By default, all keys passed to `picoSearch()` are weighted equally. You can specify a weight for a specific key by passing an object with `name` and `weight` properties instead of a string in the `keys` array.

```typescript
const keys = [{ name: "name", weight: 2 }, "age"];
```

Weights are relative, so a key with a weight of 2 will be considered twice as important as a key with a weight of 1.

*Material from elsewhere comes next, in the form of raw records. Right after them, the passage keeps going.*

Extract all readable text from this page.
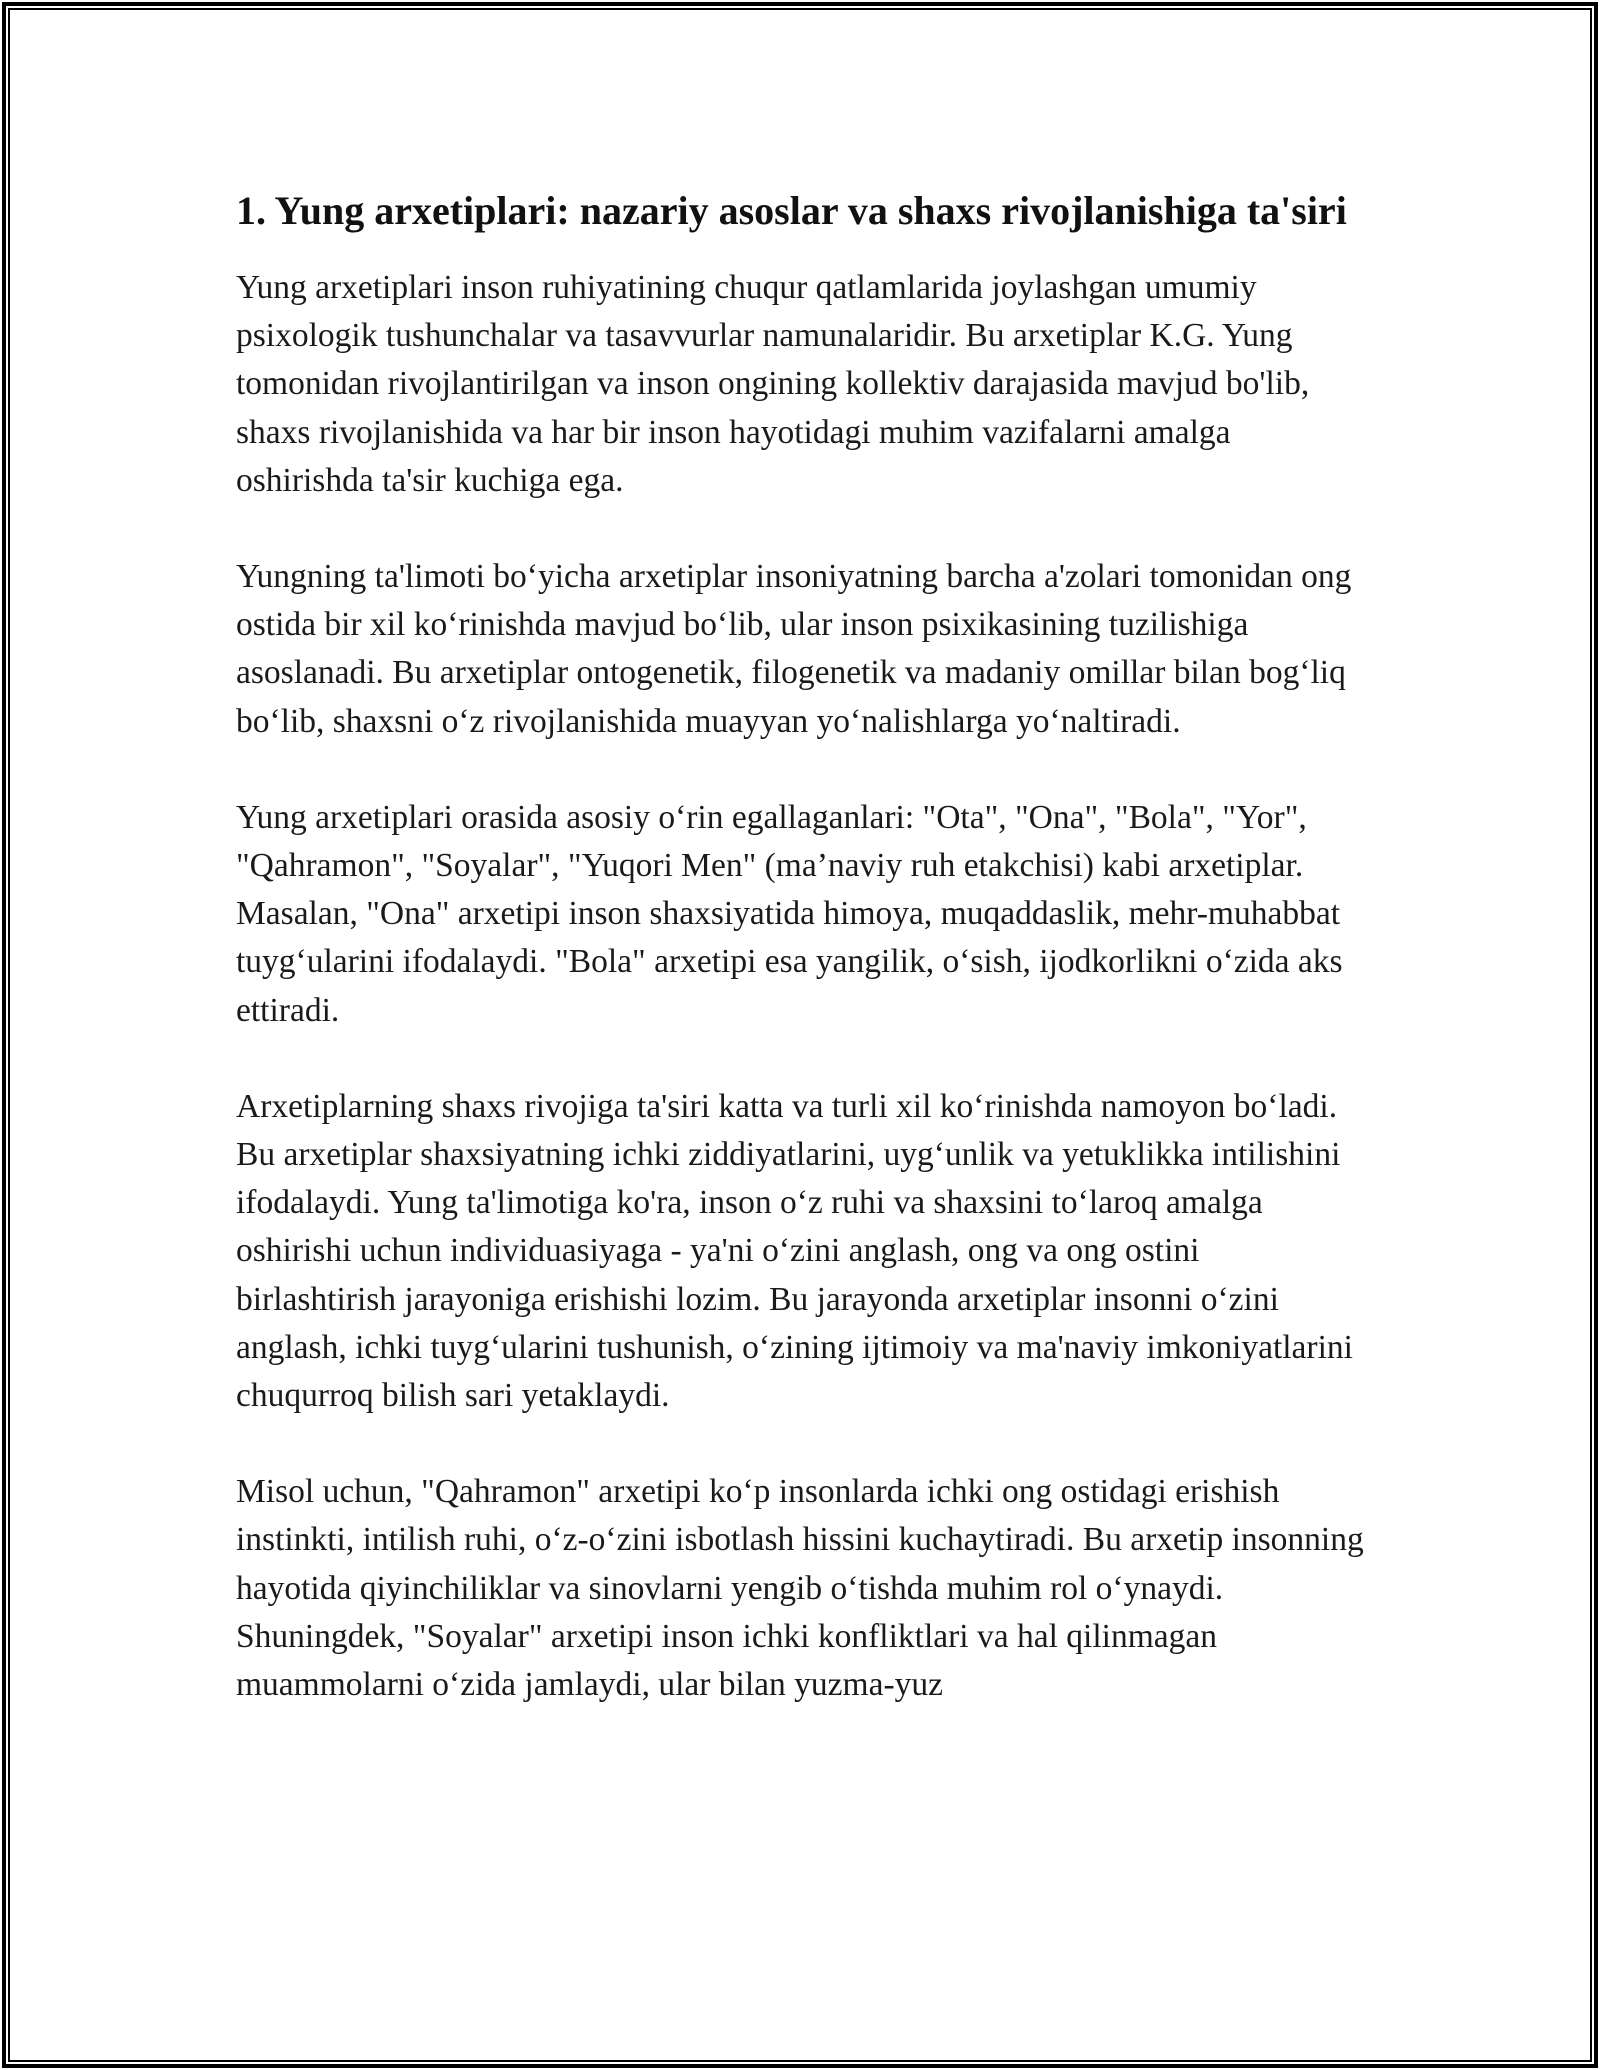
1. Yung arxetiplari: nazariy asoslar va shaxs rivojlanishiga ta'siri

Yung arxetiplari inson ruhiyatining chuqur qatlamlarida joylashgan umumiy psixologik tushunchalar va tasavvurlar namunalaridir. Bu arxetiplar K.G. Yung tomonidan rivojlantirilgan va inson ongining kollektiv darajasida mavjud bo'lib, shaxs rivojlanishida va har bir inson hayotidagi muhim vazifalarni amalga oshirishda ta'sir kuchiga ega.

Yungning ta'limoti bo‘yicha arxetiplar insoniyatning barcha a'zolari tomonidan ong ostida bir xil ko‘rinishda mavjud bo‘lib, ular inson psixikasining tuzilishiga asoslanadi. Bu arxetiplar ontogenetik, filogenetik va madaniy omillar bilan bog‘liq bo‘lib, shaxsni o‘z rivojlanishida muayyan yo‘nalishlarga yo‘naltiradi.

Yung arxetiplari orasida asosiy o‘rin egallaganlari: "Ota", "Ona", "Bola", "Yor", "Qahramon", "Soyalar", "Yuqori Men" (ma’naviy ruh etakchisi) kabi arxetiplar. Masalan, "Ona" arxetipi inson shaxsiyatida himoya, muqaddaslik, mehr-muhabbat tuyg‘ularini ifodalaydi. "Bola" arxetipi esa yangilik, o‘sish, ijodkorlikni o‘zida aks ettiradi.

Arxetiplarning shaxs rivojiga ta'siri katta va turli xil ko‘rinishda namoyon bo‘ladi. Bu arxetiplar shaxsiyatning ichki ziddiyatlarini, uyg‘unlik va yetuklikka intilishini ifodalaydi. Yung ta'limotiga ko'ra, inson o‘z ruhi va shaxsini to‘laroq amalga oshirishi uchun individuasiyaga - ya'ni o‘zini anglash, ong va ong ostini birlashtirish jarayoniga erishishi lozim. Bu jarayonda arxetiplar insonni o‘zini anglash, ichki tuyg‘ularini tushunish, o‘zining ijtimoiy va ma'naviy imkoniyatlarini chuqurroq bilish sari yetaklaydi.

Misol uchun, "Qahramon" arxetipi ko‘p insonlarda ichki ong ostidagi erishish instinkti, intilish ruhi, o‘z-o‘zini isbotlash hissini kuchaytiradi. Bu arxetip insonning hayotida qiyinchiliklar va sinovlarni yengib o‘tishda muhim rol o‘ynaydi. Shuningdek, "Soyalar" arxetipi inson ichki konfliktlari va hal qilinmagan muammolarni o‘zida jamlaydi, ular bilan yuzma-yuz
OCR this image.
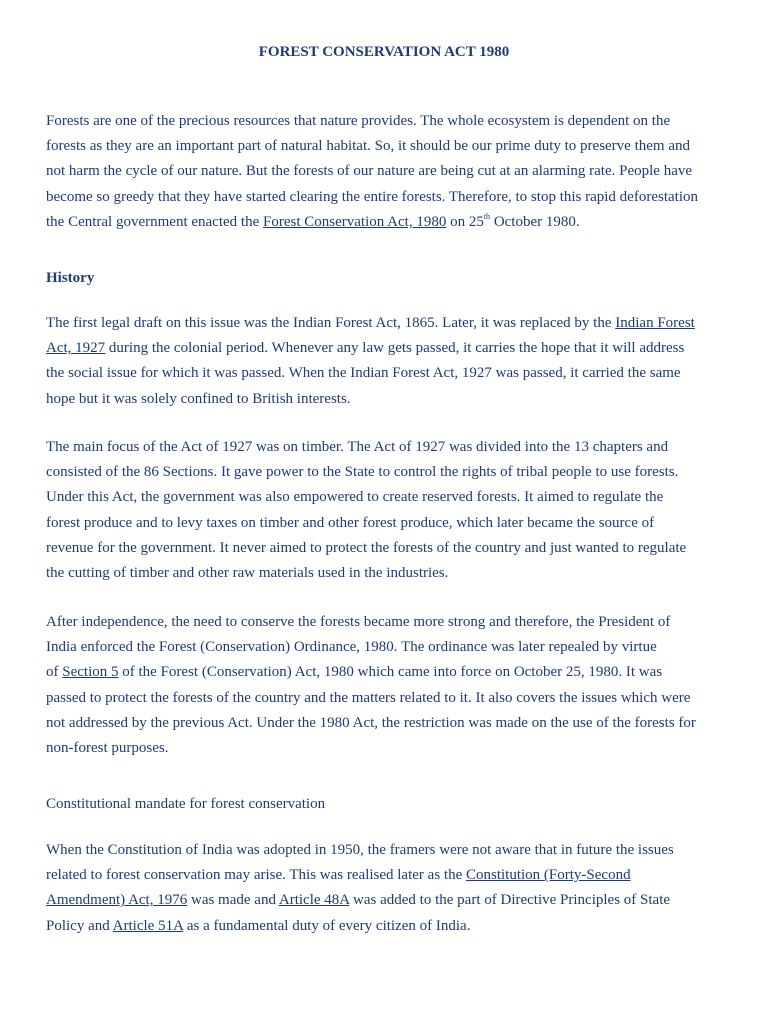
FOREST CONSERVATION ACT 1980
Forests are one of the precious resources that nature provides. The whole ecosystem is dependent on the
forests as they are an important part of natural habitat. So, it should be our prime duty to preserve them and
not harm the cycle of our nature. But the forests of our nature are being cut at an alarming rate. People have
become so greedy that they have started clearing the entire forests. Therefore, to stop this rapid deforestation
the Central government enacted the Forest Conservation Act, 1980 on 25th October 1980.
History
The first legal draft on this issue was the Indian Forest Act, 1865. Later, it was replaced by the Indian Forest
Act, 1927 during the colonial period. Whenever any law gets passed, it carries the hope that it will address
the social issue for which it was passed. When the Indian Forest Act, 1927 was passed, it carried the same
hope but it was solely confined to British interests.
The main focus of the Act of 1927 was on timber. The Act of 1927 was divided into the 13 chapters and
consisted of the 86 Sections. It gave power to the State to control the rights of tribal people to use forests.
Under this Act, the government was also empowered to create reserved forests. It aimed to regulate the
forest produce and to levy taxes on timber and other forest produce, which later became the source of
revenue for the government. It never aimed to protect the forests of the country and just wanted to regulate
the cutting of timber and other raw materials used in the industries.
After independence, the need to conserve the forests became more strong and therefore, the President of
India enforced the Forest (Conservation) Ordinance, 1980. The ordinance was later repealed by virtue
of Section 5 of the Forest (Conservation) Act, 1980 which came into force on October 25, 1980. It was
passed to protect the forests of the country and the matters related to it. It also covers the issues which were
not addressed by the previous Act. Under the 1980 Act, the restriction was made on the use of the forests for
non-forest purposes.
Constitutional mandate for forest conservation
When the Constitution of India was adopted in 1950, the framers were not aware that in future the issues
related to forest conservation may arise. This was realised later as the Constitution (Forty-Second
Amendment) Act, 1976 was made and Article 48A was added to the part of Directive Principles of State
Policy and Article 51A as a fundamental duty of every citizen of India.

### Minimum Distance Threshold

PicoSearch includes a minimum distance threshold to filter out results that are too far from the search term. The default threshold is 0.8, but you can adjust it by changing the value in the if statement at the end of the loop that processes each object.

```typescript
const results = picoSearch(people, searchTerm, keys, {
threshold: 0.5,
});
```

## Acknowledgements

PicoSearch uses the Jaro-Winkler distance algorithm which was developed by William E. Winkler and Matthew Jaro.

## License

PicoSearch is released under the MIT License. See LICENSE for details.